Vanity Fair has an excerpt from the new Michael Lewis book that chronicles Michael Burry, an independent fund manager who foresaw the collapse of subprime backed assets and made a fortune shorting them. Today, Burry has a piece in the Times taking Greenspan to task for failing to foresee it.
Back in 2005 and 2006, I argued as forcefully as I could, in letters to clients of my investment firm, Scion Capital, that the mortgage market would melt down in the second half of 2007, causing substantial damage to the economy. My prediction was based on my research into the residential mortgage market and mortgage-backed securities. After studying the regulatory filings related to those securities, I waited for the lenders to offer the most risky mortgages conceivable to the least qualified buyers. I knew that would mark the beginning of the end of the housing bubble; it would mean that prices had risen — with the expansion of easy mortgage lending — as high as they could go.

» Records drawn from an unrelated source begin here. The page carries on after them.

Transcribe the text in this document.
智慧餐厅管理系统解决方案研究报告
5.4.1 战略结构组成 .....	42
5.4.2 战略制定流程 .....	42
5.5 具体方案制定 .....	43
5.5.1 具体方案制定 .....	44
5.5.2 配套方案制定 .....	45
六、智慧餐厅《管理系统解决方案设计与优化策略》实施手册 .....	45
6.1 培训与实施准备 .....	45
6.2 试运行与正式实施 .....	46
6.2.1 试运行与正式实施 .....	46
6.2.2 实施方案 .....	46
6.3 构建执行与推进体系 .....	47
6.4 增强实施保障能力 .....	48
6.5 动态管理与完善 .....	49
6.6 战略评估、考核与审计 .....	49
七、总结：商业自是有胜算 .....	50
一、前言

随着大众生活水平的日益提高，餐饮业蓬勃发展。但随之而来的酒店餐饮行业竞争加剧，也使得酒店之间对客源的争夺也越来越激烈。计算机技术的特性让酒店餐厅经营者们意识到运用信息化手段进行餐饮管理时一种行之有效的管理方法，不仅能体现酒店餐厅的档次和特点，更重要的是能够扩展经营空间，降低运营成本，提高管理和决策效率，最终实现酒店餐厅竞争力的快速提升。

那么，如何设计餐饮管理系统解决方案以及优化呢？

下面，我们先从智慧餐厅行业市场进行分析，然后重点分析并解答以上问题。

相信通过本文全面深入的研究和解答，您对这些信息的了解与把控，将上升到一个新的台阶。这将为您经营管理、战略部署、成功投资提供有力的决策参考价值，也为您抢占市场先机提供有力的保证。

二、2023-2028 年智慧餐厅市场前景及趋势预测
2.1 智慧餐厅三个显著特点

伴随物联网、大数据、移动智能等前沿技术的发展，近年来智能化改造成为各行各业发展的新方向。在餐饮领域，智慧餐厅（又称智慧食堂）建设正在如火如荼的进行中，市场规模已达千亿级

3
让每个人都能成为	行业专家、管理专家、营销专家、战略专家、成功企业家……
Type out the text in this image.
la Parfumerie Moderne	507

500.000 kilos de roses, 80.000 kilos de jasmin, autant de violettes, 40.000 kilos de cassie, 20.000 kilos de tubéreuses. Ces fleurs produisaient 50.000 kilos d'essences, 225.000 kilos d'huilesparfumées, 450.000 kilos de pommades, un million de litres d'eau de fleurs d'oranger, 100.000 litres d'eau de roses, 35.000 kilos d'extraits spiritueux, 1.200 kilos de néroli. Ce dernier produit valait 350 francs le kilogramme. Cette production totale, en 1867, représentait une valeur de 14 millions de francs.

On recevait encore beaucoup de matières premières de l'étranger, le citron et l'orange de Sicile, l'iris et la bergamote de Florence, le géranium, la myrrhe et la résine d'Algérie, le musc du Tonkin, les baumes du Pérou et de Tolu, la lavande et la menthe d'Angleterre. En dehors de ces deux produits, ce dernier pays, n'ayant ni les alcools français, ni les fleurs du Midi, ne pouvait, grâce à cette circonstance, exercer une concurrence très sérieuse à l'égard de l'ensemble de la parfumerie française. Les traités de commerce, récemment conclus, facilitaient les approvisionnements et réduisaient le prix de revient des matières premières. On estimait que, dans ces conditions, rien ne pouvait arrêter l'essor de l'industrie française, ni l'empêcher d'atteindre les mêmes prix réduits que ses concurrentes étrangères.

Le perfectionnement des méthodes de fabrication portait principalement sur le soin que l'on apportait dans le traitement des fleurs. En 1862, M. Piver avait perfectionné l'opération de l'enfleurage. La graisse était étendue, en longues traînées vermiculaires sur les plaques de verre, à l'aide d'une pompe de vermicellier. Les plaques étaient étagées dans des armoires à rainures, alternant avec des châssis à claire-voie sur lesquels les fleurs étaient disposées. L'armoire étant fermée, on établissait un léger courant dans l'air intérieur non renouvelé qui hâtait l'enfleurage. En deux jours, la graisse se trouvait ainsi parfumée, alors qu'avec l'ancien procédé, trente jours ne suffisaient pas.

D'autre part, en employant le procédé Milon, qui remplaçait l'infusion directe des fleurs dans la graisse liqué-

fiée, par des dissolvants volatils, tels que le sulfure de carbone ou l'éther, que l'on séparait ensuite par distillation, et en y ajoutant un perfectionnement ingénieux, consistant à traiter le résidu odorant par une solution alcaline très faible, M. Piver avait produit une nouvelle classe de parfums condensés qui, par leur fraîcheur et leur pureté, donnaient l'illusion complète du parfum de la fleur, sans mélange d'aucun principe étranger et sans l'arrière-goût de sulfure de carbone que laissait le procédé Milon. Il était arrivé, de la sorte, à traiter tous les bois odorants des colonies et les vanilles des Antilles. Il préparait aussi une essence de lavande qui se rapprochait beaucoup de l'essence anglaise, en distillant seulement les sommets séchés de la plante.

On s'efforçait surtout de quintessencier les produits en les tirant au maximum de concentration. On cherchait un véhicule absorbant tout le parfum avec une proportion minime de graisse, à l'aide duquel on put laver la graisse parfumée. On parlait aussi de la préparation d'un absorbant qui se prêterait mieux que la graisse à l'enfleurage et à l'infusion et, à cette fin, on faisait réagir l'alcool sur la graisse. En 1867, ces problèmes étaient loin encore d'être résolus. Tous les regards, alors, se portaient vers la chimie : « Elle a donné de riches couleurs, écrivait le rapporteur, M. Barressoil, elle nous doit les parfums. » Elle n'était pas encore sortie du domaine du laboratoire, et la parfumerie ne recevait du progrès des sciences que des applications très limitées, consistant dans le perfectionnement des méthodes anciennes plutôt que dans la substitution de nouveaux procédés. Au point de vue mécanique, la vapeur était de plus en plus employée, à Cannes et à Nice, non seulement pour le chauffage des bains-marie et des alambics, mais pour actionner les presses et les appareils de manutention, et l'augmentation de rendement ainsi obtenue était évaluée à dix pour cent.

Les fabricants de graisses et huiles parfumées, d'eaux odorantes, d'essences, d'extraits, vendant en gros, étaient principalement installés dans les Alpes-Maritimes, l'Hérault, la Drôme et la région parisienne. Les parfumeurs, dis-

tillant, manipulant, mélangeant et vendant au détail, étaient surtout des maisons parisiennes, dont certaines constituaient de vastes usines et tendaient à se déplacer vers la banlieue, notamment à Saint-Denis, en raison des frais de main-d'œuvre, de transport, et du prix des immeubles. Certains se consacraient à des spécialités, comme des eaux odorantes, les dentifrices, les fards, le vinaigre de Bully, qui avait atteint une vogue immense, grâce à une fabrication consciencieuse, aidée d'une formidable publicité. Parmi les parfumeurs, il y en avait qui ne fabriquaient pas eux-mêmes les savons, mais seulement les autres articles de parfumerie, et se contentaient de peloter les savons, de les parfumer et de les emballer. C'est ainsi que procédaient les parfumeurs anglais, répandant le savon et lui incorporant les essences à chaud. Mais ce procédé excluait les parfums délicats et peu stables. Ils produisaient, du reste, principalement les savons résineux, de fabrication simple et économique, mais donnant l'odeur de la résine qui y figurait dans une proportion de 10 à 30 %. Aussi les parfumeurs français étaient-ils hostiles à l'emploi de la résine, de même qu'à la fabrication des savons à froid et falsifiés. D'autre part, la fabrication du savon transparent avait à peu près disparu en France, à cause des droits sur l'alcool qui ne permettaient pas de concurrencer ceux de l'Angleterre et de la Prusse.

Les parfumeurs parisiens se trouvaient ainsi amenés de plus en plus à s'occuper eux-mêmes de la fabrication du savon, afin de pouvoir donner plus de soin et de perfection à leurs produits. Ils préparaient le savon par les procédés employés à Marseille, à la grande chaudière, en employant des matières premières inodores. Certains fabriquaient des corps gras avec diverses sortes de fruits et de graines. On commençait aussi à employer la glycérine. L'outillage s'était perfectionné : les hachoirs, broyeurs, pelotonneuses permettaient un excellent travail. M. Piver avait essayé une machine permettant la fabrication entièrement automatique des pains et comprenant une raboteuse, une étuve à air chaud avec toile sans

Atrios highlights a passage that I missed the first time:
Since then, I have often wondered why nobody in Washington showed any interest in hearing exactly how I arrived at my conclusions that the housing bubble would burst when it did and that it could cripple the big financial institutions. A week ago I learned the answer when Al Hunt of Bloomberg Television, who had read Michael Lewis’s book, “The Big Short,” which includes the story of my predictions, asked Mr. Greenspan directly. The former Fed chairman responded that my insights had been a “statistical illusion.” Perhaps, he suggested, I was just a supremely lucky flipper of coins.
And everyone who opposed the Iraq war was just a supremely lucky pacifist hippie. And everyone who warned that George W. Bush was too lazy/incurious to be a successful president was just an unhinged partisan.